O governo peruano adiou a decisão sobre a compra de 24 caças para as Forças Armadas, deixando a escolha para o próximo presidente, após o segundo turno marcado para 7 de junho. A medida foi anunciada pelo presidente interino José María Balcázar em entrevista à rádio local.

A Lockheed Martin, fabricante do F-16 Block 70, atua entre os interessados, ao lado de Saab (Gripen) e Dassault (Rafale). O governo peruano havia divulgado, em 2024, a intenção de destinjar US$ 3,5 bilhões ao negócio, com parcelas em 2025 e 2026.

O embaixador dos Estados Unidos no Peru, Bernie Navarro, publicou mensagens nas redes sociais sinalizando firmeza de interesse americano e alerta sobre potenciais consequências caso haja negociação prejudicial aos interesses dos EUA.
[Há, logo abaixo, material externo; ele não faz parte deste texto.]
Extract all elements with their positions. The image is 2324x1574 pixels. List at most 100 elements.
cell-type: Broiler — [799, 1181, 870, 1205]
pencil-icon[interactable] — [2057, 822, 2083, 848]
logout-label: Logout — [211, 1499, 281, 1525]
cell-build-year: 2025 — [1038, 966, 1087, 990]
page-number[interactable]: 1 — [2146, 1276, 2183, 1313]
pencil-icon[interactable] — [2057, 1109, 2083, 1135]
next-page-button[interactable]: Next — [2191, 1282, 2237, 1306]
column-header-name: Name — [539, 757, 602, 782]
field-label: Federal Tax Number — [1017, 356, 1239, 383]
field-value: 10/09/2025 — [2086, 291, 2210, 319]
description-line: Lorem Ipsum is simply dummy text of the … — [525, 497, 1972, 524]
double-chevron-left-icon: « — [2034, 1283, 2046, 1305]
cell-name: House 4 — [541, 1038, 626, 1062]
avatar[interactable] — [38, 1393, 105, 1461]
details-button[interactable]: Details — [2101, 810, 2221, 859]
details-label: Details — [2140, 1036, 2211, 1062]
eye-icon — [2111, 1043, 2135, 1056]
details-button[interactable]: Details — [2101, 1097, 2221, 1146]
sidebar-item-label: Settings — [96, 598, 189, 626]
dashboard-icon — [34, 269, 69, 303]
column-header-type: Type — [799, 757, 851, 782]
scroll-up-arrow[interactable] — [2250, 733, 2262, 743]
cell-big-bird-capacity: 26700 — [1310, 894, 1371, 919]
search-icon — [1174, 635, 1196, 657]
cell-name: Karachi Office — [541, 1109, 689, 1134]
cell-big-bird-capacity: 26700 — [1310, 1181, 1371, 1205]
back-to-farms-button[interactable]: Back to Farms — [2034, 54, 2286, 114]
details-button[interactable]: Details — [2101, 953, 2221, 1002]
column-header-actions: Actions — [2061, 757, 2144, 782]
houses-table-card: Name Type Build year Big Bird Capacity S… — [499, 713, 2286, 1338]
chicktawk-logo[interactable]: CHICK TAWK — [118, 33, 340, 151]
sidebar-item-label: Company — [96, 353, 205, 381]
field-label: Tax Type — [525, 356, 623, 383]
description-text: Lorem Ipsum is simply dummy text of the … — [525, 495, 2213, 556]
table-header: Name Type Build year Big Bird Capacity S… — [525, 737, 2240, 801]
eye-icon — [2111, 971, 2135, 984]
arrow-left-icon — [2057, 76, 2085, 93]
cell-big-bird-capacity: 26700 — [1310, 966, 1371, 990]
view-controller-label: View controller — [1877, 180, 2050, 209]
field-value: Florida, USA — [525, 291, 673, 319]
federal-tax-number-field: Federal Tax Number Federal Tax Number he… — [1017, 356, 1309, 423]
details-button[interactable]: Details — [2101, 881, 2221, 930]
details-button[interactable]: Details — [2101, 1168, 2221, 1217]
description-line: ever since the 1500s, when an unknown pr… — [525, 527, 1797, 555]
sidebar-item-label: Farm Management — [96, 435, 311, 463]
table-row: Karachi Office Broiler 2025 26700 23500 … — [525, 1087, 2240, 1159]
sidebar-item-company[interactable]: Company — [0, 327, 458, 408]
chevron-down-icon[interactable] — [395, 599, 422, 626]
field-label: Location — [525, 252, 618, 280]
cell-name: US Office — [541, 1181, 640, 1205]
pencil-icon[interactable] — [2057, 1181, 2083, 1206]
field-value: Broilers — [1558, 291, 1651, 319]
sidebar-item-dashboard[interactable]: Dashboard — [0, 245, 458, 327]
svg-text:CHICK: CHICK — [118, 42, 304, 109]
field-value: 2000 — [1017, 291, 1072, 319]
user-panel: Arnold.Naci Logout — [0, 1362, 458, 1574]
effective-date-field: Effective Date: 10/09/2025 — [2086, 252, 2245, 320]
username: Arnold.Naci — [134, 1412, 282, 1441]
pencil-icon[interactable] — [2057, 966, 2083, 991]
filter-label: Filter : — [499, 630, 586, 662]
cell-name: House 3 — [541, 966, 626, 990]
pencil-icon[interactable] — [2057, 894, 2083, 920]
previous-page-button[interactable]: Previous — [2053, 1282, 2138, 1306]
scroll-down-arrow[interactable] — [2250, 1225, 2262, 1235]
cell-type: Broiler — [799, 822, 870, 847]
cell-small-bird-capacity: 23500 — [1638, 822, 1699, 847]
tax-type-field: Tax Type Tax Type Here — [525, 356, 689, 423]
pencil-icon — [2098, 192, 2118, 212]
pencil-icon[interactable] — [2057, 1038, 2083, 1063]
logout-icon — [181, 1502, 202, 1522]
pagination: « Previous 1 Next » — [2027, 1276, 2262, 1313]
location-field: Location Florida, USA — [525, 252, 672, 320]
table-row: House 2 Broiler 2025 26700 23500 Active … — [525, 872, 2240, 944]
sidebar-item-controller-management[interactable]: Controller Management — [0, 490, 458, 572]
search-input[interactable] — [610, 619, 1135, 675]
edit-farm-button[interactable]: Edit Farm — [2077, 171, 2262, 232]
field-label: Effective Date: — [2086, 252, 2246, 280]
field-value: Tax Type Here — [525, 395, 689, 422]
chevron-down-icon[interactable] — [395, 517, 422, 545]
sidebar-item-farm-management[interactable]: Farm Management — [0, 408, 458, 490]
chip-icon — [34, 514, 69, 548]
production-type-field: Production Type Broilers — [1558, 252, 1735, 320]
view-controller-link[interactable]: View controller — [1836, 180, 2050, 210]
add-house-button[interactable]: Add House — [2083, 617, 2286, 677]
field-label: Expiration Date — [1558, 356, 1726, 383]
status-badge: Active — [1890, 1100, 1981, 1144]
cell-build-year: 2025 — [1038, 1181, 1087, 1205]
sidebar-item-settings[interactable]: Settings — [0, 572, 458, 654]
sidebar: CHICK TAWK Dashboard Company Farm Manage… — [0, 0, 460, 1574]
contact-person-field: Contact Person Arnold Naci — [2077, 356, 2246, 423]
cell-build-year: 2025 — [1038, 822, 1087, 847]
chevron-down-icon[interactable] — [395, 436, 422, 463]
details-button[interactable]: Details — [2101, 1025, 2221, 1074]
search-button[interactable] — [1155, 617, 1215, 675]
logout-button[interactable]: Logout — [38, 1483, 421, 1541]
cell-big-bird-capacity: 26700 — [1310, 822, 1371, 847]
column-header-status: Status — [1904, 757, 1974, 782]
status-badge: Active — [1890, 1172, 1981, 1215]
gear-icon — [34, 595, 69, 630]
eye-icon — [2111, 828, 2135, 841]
Balcázar explicou que o novo governo terá plenas atribuições para decidir sobre a aquisição. A transição, afirma, tornará o processo mais estável e evitará comprometer recursos do país antes da conclusão do ciclo eleitoral.

Os caças devem substituir Mirage 2000, em operação desde os anos 1980, e MiG-29, incorporados no final da mesma década. O governo peruano ainda não anunciou se haverá assinatura de contrato ou desembolso imediato.